Put some 1745/s on my good ol’ Mule, dunno what toddy’d say bout it, but works just grand, don’t nobody tell him, he might be offended.


----------



## Ibojoe (Mar 13, 2016)

That’s classic. One to be proud of.


----------



## MOJAVE MO (Apr 11, 2018)

I bet she hums!

Sent from my SM-G965U using Tapatalk


----------



## MakoPat (Mar 12, 2018)

I have a few on my build bench...nothing quite like a Mule.

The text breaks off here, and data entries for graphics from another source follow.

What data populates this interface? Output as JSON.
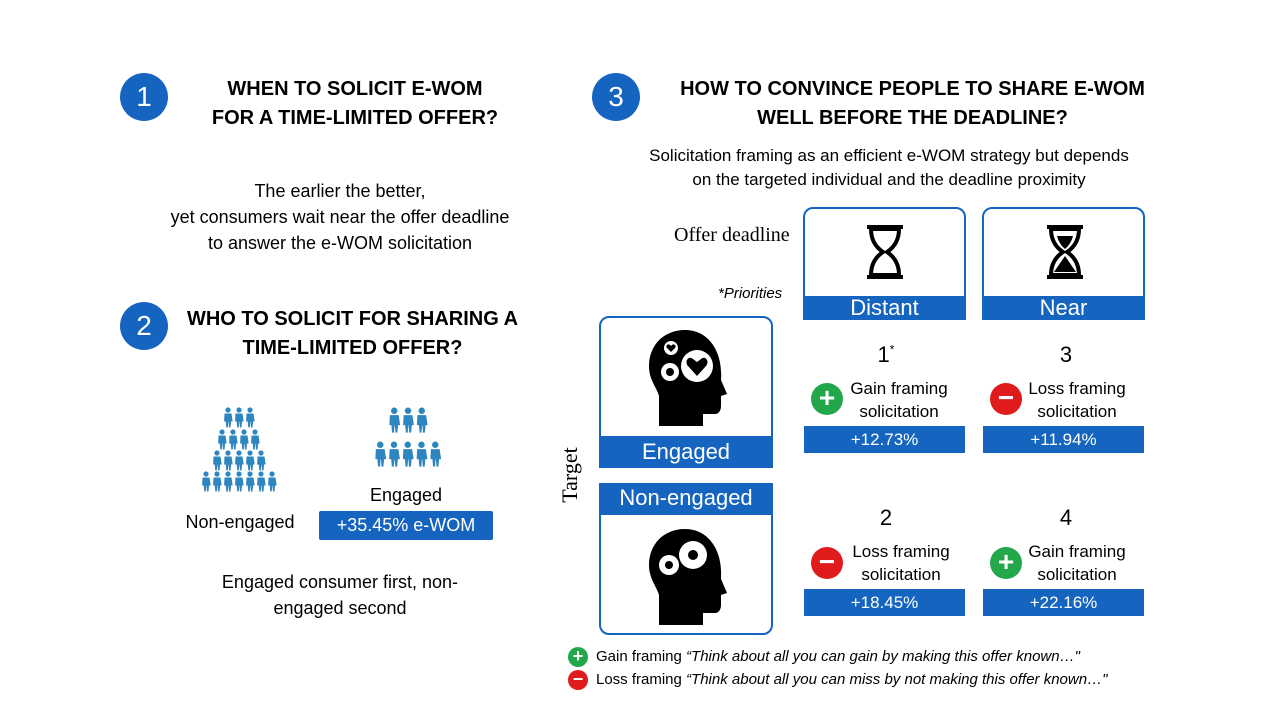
{
  "section1": {
    "number": "1",
    "title_line1": "WHEN TO SOLICIT E-WOM",
    "title_line2": "FOR A TIME-LIMITED OFFER?",
    "text_line1": "The earlier the better,",
    "text_line2": "yet consumers wait near the offer deadline",
    "text_line3": "to answer the e-WOM solicitation"
  },
  "section2": {
    "number": "2",
    "title_line1": "WHO TO SOLICIT FOR SHARING A",
    "title_line2": "TIME-LIMITED OFFER?",
    "non_engaged_label": "Non-engaged",
    "engaged_label": "Engaged",
    "engaged_badge": "+35.45% e-WOM",
    "conclusion_line1": "Engaged consumer first, non-",
    "conclusion_line2": "engaged second"
  },
  "section3": {
    "number": "3",
    "title_line1": "HOW TO CONVINCE PEOPLE TO SHARE E-WOM",
    "title_line2": "WELL BEFORE THE DEADLINE?",
    "subtitle_line1": "Solicitation framing as an efficient e-WOM strategy but depends",
    "subtitle_line2": "on the targeted individual and the deadline proximity",
    "offer_deadline_label": "Offer deadline",
    "priorities_note": "*Priorities",
    "target_label": "Target",
    "deadline_distant": "Distant",
    "deadline_near": "Near",
    "target_engaged": "Engaged",
    "target_non_engaged": "Non-engaged",
    "cells": [
      {
        "priority": "1",
        "priority_mark": "*",
        "sign": "plus",
        "framing_line1": "Gain framing",
        "framing_line2": "solicitation",
        "value": "+12.73%"
      },
      {
        "priority": "3",
        "priority_mark": "",
        "sign": "minus",
        "framing_line1": "Loss framing",
        "framing_line2": "solicitation",
        "value": "+11.94%"
      },
      {
        "priority": "2",
        "priority_mark": "",
        "sign": "minus",
        "framing_line1": "Loss framing",
        "framing_line2": "solicitation",
        "value": "+18.45%"
      },
      {
        "priority": "4",
        "priority_mark": "",
        "sign": "plus",
        "framing_line1": "Gain framing",
        "framing_line2": "solicitation",
        "value": "+22.16%"
      }
    ]
  },
  "legend": {
    "gain_label": "Gain framing",
    "gain_quote": "“Think about all you can gain by making this offer known…\"",
    "loss_label": "Loss framing",
    "loss_quote": "“Think about all you can miss by not making this offer known…\""
  },
  "colors": {
    "accent_blue": "#1565c0",
    "people_blue": "#2e86c1",
    "gain_green": "#22a84a",
    "loss_red": "#e01b1b"
  }
}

I hope Toddy don't catch you tube shooting...or me either.

I like 1636 on a mmMini- Mule I make for looped tubes.

This one looks awesome, like a museum piece that wants to be handled.


----------



## mattwalt (Jan 5, 2017)

Thought Toddy perfected one of the simplest tube-attachments with the mule... Though double 1745 is a lot of elastic.


----------



## wll (Oct 4, 2014)

Yes, Toddy made some great Mules for sure, here is one of mine with orange dub using a gypsy tie.










wll


----------



## MOJAVE MO (Apr 11, 2018)

mattwalt said:


> Thought Toddy perfected one of the simplest tube-attachments with the mule... Though double 1745 is a lot of elastic.


The Snare-Wrap....is that correct?

Sent from my SM-G965U using Tapatalk


----------



## mattwalt (Jan 5, 2017)

Paracord gypsy tabs


----------



## 31610 (Aug 20, 2017)

Nice mule should work well with tubes


----------